Carroll and Sapon suggest using the MLAT-E in ways similar to the MLAT. It can be used to select students who have the capability to excel in foreign language learning (and may be ready to start instruction earlier), provide a profile of strengths and weaknesses, place students with similar learning rates in the appropriate class, and start to build a history of language learning difficulty, which could be used in conjunction with other evidence to diagnose a foreign language learning disability.

Issues of Debate

One issue taken with the MLAT is that it does not include any measure of motivation. Motivation can be a powerful factor; low motivation may cause poor performance in a language course or training program despite a high score on an aptitude test like the MLAT. Alternatively, a relatively low score on an aptitude test combined with high motivation to learn a language may result in average or even above average performance because of a student putting more time and effort into the language program. Accordingly, proper use of the MLAT would be to use it as one part of a more comprehensive assessment of the learner, or use the test in a setting where motivation is known to be uniformly high. In response to this issue, Paul Pimsleur developed the Pimsleur Language Aptitude Battery (PLAB), which includes a section that assesses motivation in examinees.

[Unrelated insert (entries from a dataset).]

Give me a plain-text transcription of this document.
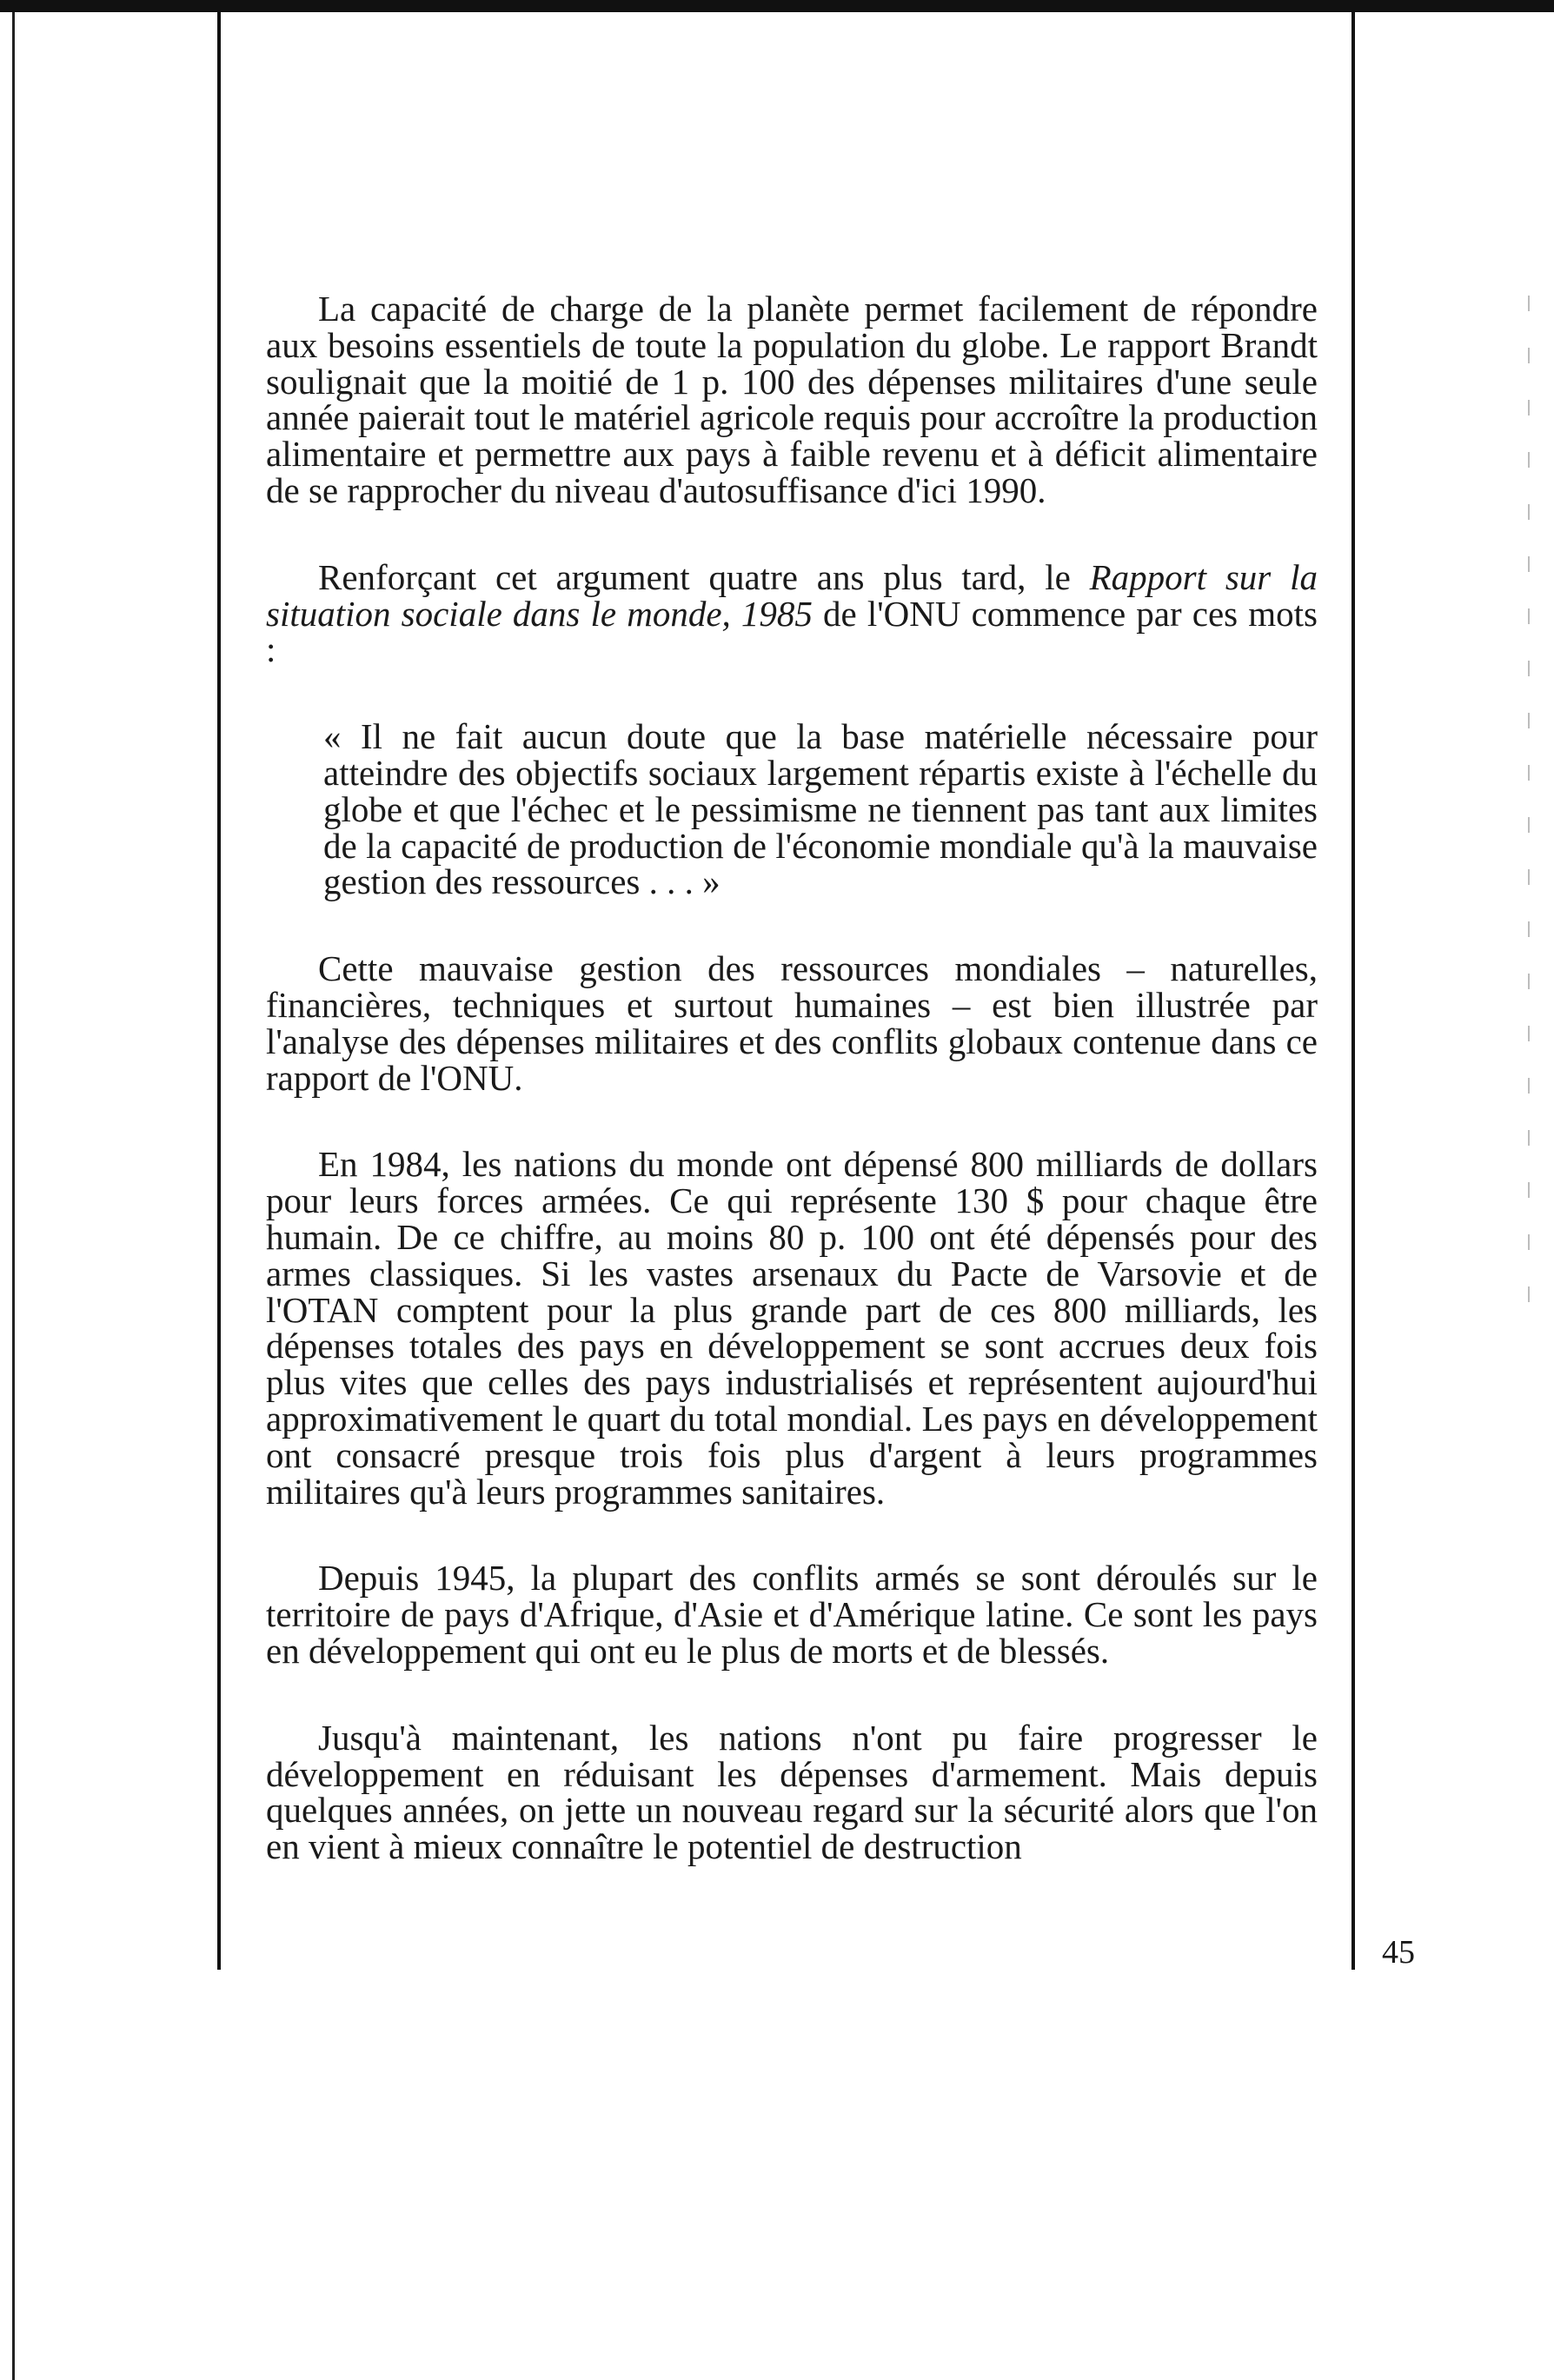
La capacité de charge de la planète permet facilement de répondre aux besoins essentiels de toute la population du globe. Le rapport Brandt soulignait que la moitié de 1 p. 100 des dépenses militaires d'une seule année paierait tout le matériel agricole requis pour accroître la production alimentaire et permettre aux pays à faible revenu et à déficit alimentaire de se rapprocher du niveau d'autosuffisance d'ici 1990.

Renforçant cet argument quatre ans plus tard, le Rapport sur la situation sociale dans le monde, 1985 de l'ONU commence par ces mots :

« Il ne fait aucun doute que la base matérielle nécessaire pour atteindre des objectifs sociaux largement répartis existe à l'échelle du globe et que l'échec et le pessimisme ne tiennent pas tant aux limites de la capacité de production de l'économie mondiale qu'à la mauvaise gestion des ressources . . . »

Cette mauvaise gestion des ressources mondiales – naturelles, financières, techniques et surtout humaines – est bien illustrée par l'analyse des dépenses militaires et des conflits globaux contenue dans ce rapport de l'ONU.

En 1984, les nations du monde ont dépensé 800 milliards de dollars pour leurs forces armées. Ce qui représente 130 $ pour chaque être humain. De ce chiffre, au moins 80 p. 100 ont été dépensés pour des armes classiques. Si les vastes arsenaux du Pacte de Varsovie et de l'OTAN comptent pour la plus grande part de ces 800 milliards, les dépenses totales des pays en développement se sont accrues deux fois plus vites que celles des pays industrialisés et représentent aujourd'hui approximativement le quart du total mondial. Les pays en développement ont consacré presque trois fois plus d'argent à leurs programmes militaires qu'à leurs programmes sanitaires.

Depuis 1945, la plupart des conflits armés se sont déroulés sur le territoire de pays d'Afrique, d'Asie et d'Amérique latine. Ce sont les pays en développement qui ont eu le plus de morts et de blessés.

Jusqu'à maintenant, les nations n'ont pu faire progresser le développement en réduisant les dépenses d'armement. Mais depuis quelques années, on jette un nouveau regard sur la sécurité alors que l'on en vient à mieux connaître le potentiel de destruction

45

Another issue taken with using language aptitude tests like the MLAT is that they are not directly helpful to individuals who are required to learn a language regardless of their language learning abilities. According to John Carroll, language learning aptitude is relatively stable over an individual’s lifetime, so if an individual scores poorly on the MLAT, there is no proven method to increase their language learning aptitude if they must learn a language. One way the MLAT could be helpful in this situation is to indicate that more time learning the language will be needed relative to someone who received a high score on the MLAT. It can also assist them by showing which learning strategies that they use best.

The age of the test along with its norms is another area of concern. The test was developed in 1953-58 and the norms were calculated with data collected in 1958. The audio-lingual teaching methods used with the norming subjects have been replaced by a more communicative teaching method. In 1998, research conducted by Madeline Ehrman, the Director of Research, Evaluation and Development at the U.S. Foreign Service Institute, produced validity coefficients at approximately the same levels as the original validity coefficients from 1958. Research from Leila Ranta (Associate Professor of Educational Psychology at University of Alberta) as well as Harley and Hart (with the Ontario Institute for Studies in Education of the University of Toronto) has shown an association with good language analytic ability and good language learners in a communicative learning environment (2002).